I noticed the barman was eying me with suspicion. When I pushed my glass over to him to fill another round, he politely took leave of me saying I should wait and that some customer was calling him urgently upstairs.

Without any thought in my mind, I believed him and waited patiently. I was surprised that when he came back, he was accompanied by his white Boss, a middle-aged man, whom I later understood was Scottish.

He drew a tall stool and sat beside me he looked bewildered. He did not seem to know where to start.
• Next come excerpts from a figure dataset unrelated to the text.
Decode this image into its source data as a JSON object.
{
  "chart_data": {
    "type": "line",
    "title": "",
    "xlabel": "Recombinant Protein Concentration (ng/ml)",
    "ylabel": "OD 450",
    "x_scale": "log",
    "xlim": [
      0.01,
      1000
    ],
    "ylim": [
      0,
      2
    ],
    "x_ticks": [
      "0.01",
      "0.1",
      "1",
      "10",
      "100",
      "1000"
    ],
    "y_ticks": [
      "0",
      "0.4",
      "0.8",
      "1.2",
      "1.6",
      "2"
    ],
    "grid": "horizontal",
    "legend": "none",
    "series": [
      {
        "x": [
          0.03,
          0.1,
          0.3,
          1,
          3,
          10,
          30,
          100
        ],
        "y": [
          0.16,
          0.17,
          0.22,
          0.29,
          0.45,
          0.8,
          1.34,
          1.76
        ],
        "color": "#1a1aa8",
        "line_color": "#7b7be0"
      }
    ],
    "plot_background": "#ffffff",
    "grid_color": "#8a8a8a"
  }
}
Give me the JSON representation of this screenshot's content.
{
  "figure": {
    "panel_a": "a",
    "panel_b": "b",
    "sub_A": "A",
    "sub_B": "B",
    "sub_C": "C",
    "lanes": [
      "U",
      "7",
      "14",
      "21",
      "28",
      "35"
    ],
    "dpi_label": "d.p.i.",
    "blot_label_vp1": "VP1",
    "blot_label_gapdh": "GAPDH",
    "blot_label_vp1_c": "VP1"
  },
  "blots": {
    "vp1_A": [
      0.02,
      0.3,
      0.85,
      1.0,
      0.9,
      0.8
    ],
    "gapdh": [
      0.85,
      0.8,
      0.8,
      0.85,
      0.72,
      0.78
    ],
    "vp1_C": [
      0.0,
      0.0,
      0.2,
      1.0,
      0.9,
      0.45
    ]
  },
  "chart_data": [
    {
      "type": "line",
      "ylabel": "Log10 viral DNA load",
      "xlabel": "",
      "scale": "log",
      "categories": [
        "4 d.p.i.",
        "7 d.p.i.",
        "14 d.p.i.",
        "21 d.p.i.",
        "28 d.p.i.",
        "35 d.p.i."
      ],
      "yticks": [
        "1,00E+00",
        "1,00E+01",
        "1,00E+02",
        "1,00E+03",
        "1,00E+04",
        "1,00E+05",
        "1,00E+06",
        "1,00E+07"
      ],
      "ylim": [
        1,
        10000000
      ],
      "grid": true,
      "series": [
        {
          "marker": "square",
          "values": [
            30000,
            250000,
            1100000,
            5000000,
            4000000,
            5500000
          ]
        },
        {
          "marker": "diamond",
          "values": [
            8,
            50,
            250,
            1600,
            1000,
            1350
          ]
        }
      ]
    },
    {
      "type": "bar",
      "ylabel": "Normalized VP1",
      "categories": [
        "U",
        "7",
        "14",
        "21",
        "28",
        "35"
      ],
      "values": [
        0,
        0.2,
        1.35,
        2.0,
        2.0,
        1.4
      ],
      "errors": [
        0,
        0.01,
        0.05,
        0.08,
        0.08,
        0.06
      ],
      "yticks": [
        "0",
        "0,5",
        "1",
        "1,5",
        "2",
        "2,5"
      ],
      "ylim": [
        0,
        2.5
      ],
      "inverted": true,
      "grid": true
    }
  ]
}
“Are you alright?” he finally asked me. “Oh yes, but why”? I also asked. His barman had told him that there was a stranger at the bar who he strongly believed I wanted to commit suicide through drinks. That I had taken one tall glass of assorted spirits which I gulped in one sip and I was asking for another. It was here I understood their bewilderment at my drinking style.

I took my time to explain to him the effect of this mixture and that it meant no harm. I even ordered around for him.

Then he finally asked me where I come from. When I told him I came from Cameroon. His reply was somehow a disgrace to me.

“From Cameroon, no doubt”. Thereafter, we became good friends. He told me he has come in contact with many Cameroonians and drinking seems to them a way of life.

So when I heard that Cameroonians consume 620 million hectolitres of beer in one year, it is not strange to me. I know the price rise will not be a deterrent.

It is our way of life and the government knows it. So the government can conveniently make good money from taxes on drinks and then turn-around to say it is a way of making Cameroonians drink less. Lie.